Which MNO reduced fraud by 14x? What does PIN entry do to completion rates? And how can you tell if a $99 in-app payment is made by a fraudulent bot or an 11 year old on his Dad’s phone? These questions and more were answered in a MEF’s anti-fraud webinar…
Anyone who has seen the Ray Harryhausen film Jason and the Argonauts will never forget the fighting skeleton scene.
In it, our hero has to battle an army of relentless skeletons. Every time he ‘kills’ one, it merely rises up out of the ground ready to fight again. The special effects are amazing, even for 1963. There’s a clip here.

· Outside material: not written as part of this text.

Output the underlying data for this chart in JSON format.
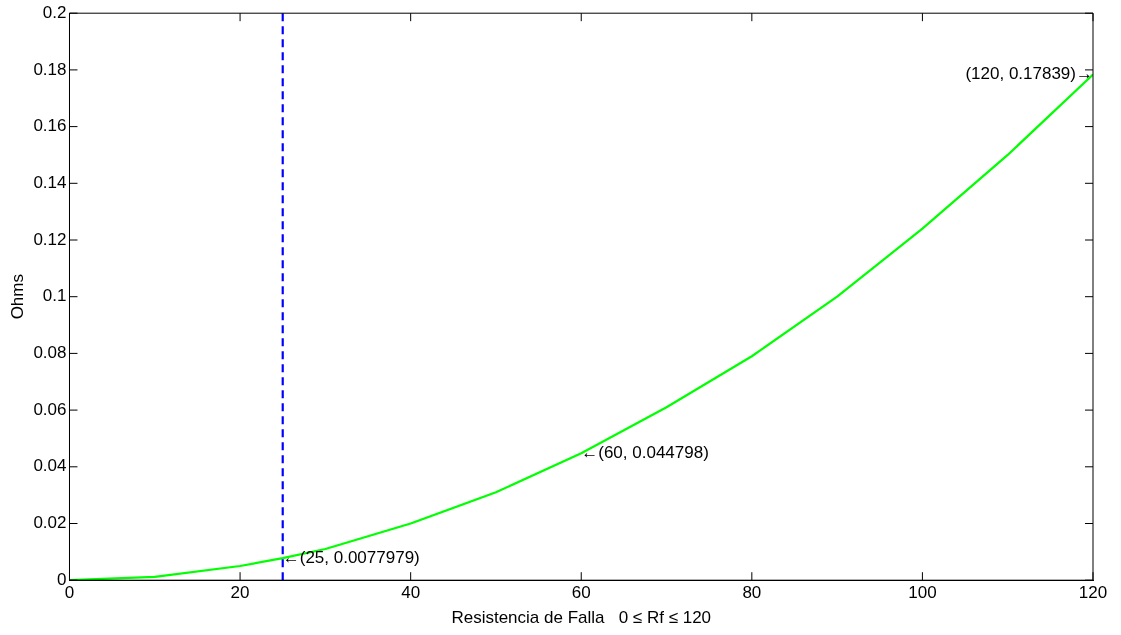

Watch the MEF Webinar in full
So what does all this have to do with mobile content fraud? Well, the scene popped into my head when I was moderating last week’s MEF webinar on the topic: Tackling DCB and Ad Fraud in Content Monetization.
The panel comprised:
- Anzelle Robertson, Business Development Manager, Sam Media
- David Lotfi, CEO, Evina
- John Tullai, Chief Operating Officer, Aegis Mobile
- Oliver Cooke, Head of Payments, IMImobile
The discussion turned to the relentless nature of the fraudsters. David Lotfi reflected on how they are always ready to overrun the market with scams – and how they continuously invent new kinds of trickery. It’s like they can’t be killed.
I just thought: fighting skeletons.
Happily, Lotfi also described many successful fightback against the ‘dark side’. He gave the example of Bouygues Telecom. It had all but given up on the DCB mobile content market before implementing a technological defence. The action halved complaints and reduced fraud incidents by a factor of 14.
The webinar took place just a few days after MEF’s DCB Fraud Working Group launched a white paper: Combatting Fraud in Mobile Content. The report describes the fraud problem and outlines best practices to mitigate it.
All four panellists are members of the Working Group. They are well-placed to comment.
Here are some of the key points they raised in the discussion.
Every stakeholder loses when there is fraud, but Robertson and Cooke both stated that it’s merchants that suffer most. Content providers typically pay for 100 per cent of any refund paid to end customers. They also come out badly from ad fraud – paying money for fake clicks they will never get back. And this is not to mention reputational damage.
Fraud is inevitable. It can never be reduced to zero
David Lotfi pointed out thateven the ‘safest’ payment systems support a small level of fraud. Complete eradication is a pipe dream.
If no action is taken, fraud can go to 80 per cent
In markets where there is no attempt at self-regulation or technical interference, fraudsters can –regrettably – overrun a market. According to Lotfi this is almost inevitable. Which is why action and vigilance is always necessary.
Arguably, merchants suffer most from the impact of fraud
Every stakeholder loses when there is fraud, but Robertson and Cooke both stated that it’s merchants that suffer most. Content providers typically pay for 100 per cent of any refund paid to end customers. They also come out badly from ad fraud – paying money for fake clicks they will never get back. And this is not to mention reputational damage.
Adding a PIN entry component to the payment flow can cause 85 per cent of customers to abandon
Cooke revealed that every extra step in a payment flow stops a significant number of customers from completing the transaction. A complicated PIN requirement can knock nearly all of them out.
…And yet creating extra steps is still no guarantee of reducing fraud
PIN entry and the like do not stop perpetrators of technical fraud (ie those that install malware to make invisible payments) from making illegitimate purchases.
It’s easy to cause customers that genuinely want to complete a transaction to give up
Anzelle Robertson gave the example of a PIN entry flow in Ghana. Customers are given a one-time PIN to enter, but are later asked to enter their mobile money PIN in order to complete. At this stage many enter the earlier one-time PIN – despite the best efforts of the merchants to explain that a different code is required.
Technical anti-fraud providers set honey traps for fraudsters
Lotfi outlined the efforts made by his company Evina to infiltrate fraud networks and study their methods. Evina hangs out on the dark web, buys malware with bitcoin, goes to the ‘worst’ affiliates and downloads known spoof apps.
Anti-fraud solutions require a lifecycle approach
David Lotfi and John Tullai stressed that reducing or mitigating fraud requires a spectrum of measures. These include up-front knowledge of the market participants and content, compliance education, transaction monitoring, and deep after-action analysis.
It’s easy to confuse fraud for sneaky purchases by children
In some cases, said John Tullai, customers request refunds when the real reason for the ‘fraudulent’ purchase is a lack of parental consent – e.g. when a child makes an expensive game or in-app purchase without Mom’s or Dad’s knowledge.
Having a record of customer interactions is a good hedge against bogus claims of fraud
Some content providers keep logs of activity by a given customers. They can refer to these records to infer whether the customer was fully aware of what he/she was buying.